Atsushi Nishijima
Esther Zuckerman
December 29, 2014 AT 09:02 PM EST

In the wake of criticisms of Selma’s characterization of President Lyndon B. Johnson, director Ava DuVernay argued that people should “interrogate history.”

In a Dec. 26 opinion piece for The Washington Post, Joseph A. Califano Jr., who was Johnson’s top assistant for domestic affairs, wrote that Selma “falsely portrays President Lyndon B. Johnson as being at odds with Martin Luther King Jr. and even using the FBI to discredit him, as only reluctantly behind the Voting Rights Act of 1965 and as opposed to the Selma march itself.” Califano argued that “Selma was LBJ’s idea” and concluded that “the movie should be ruled out this Christmas and during the ensuing awards season.”

On Sunday, Selma director DuVernay took to Twitter to combat Califano’s claims. She wrote that the “notion that Selma was LBJ’s idea is jaw dropping and offensive to SNCC, SCLC and black citizens who made it so.” She added:

More detail here. LBJ’s stall on voting in favor of War on Poverty isn’t fantasy made up for a film. “@donnabrazile: http://t.co/dT4Mp4Em5j.

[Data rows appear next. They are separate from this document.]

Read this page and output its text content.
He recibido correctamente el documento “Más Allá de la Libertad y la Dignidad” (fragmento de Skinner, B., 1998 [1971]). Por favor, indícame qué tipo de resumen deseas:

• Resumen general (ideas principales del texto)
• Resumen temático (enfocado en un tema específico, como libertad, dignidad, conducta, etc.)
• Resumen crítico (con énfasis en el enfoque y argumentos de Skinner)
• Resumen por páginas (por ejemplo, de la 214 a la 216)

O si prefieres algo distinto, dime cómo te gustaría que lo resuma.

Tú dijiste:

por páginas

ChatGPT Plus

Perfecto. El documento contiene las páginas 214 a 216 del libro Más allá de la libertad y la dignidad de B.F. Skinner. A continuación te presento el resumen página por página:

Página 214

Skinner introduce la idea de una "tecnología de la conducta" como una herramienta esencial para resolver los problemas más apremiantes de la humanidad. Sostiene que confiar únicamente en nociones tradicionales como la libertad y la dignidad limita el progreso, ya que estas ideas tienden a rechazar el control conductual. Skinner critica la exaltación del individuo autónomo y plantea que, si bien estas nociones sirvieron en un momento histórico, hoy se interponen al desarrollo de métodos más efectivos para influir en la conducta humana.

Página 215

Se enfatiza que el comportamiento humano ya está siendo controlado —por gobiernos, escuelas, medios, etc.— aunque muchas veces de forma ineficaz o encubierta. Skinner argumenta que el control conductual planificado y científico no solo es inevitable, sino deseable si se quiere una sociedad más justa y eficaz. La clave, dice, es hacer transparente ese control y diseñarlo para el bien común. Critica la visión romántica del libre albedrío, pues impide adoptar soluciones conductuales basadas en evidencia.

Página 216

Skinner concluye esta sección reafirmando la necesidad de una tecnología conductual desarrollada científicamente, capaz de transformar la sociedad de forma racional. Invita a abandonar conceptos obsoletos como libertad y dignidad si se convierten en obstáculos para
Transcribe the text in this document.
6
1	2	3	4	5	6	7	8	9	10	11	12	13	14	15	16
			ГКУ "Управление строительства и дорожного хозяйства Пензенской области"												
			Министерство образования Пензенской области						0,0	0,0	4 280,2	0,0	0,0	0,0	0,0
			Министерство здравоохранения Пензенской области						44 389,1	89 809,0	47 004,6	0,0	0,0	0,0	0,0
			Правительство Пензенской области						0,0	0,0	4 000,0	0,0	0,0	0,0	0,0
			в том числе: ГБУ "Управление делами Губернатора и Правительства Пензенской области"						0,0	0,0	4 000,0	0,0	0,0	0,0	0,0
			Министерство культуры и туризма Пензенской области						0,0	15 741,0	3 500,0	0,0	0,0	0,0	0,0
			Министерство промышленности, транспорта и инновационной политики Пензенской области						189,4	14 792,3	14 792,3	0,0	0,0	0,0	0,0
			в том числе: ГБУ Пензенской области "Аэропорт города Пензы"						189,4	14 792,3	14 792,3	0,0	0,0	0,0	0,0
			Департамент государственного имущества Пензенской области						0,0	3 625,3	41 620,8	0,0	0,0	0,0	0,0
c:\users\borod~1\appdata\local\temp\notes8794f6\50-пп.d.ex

— Ava DuVernay (@AVAETC) December 28, 2014

Bottom line is folks should interrogate history. Don’t take my word for it or LBJ rep’s word for it. Let it come alive for yourself. #Selma

— Ava DuVernay (@AVAETC) December 28, 2014

As The Huffington Post notes, Mark Updegrove, the director of the LBJ Presidential Library, also took issue with how Johnson appeared in the film, telling the AP that the president became something of a composite character. “When racial tension is so high, it does no good to suggest that the president of the U.S. himself stood in the way of progress a half-century ago. It flies in the face of history,” he told the AP.

A new clip from Selma (via Vulture) showcases this controversial depiction of the dynamic between King and Johnson. King approaches Johnson (Tom Wilkinson) to talk about federal legislation ensuring voting rights for black citizens. Though the clip begins with Johnson telling King that he wants to help, Johnson resists. “This voting thing is just going to have to wait,” he says.

Selma focuses on King’s leadership during the Alabama marches originating in Selma, which led to the Voting Rights Act of 1965. “DuVernay brilliantly uses a micro event as a way into a larger, more compelling macro story,” Chris Nashawaty wrote in his review for EW. “She makes the backroom drudgery of compromise, gamesmanship, and veiled threats burn with intimacy and intensity.”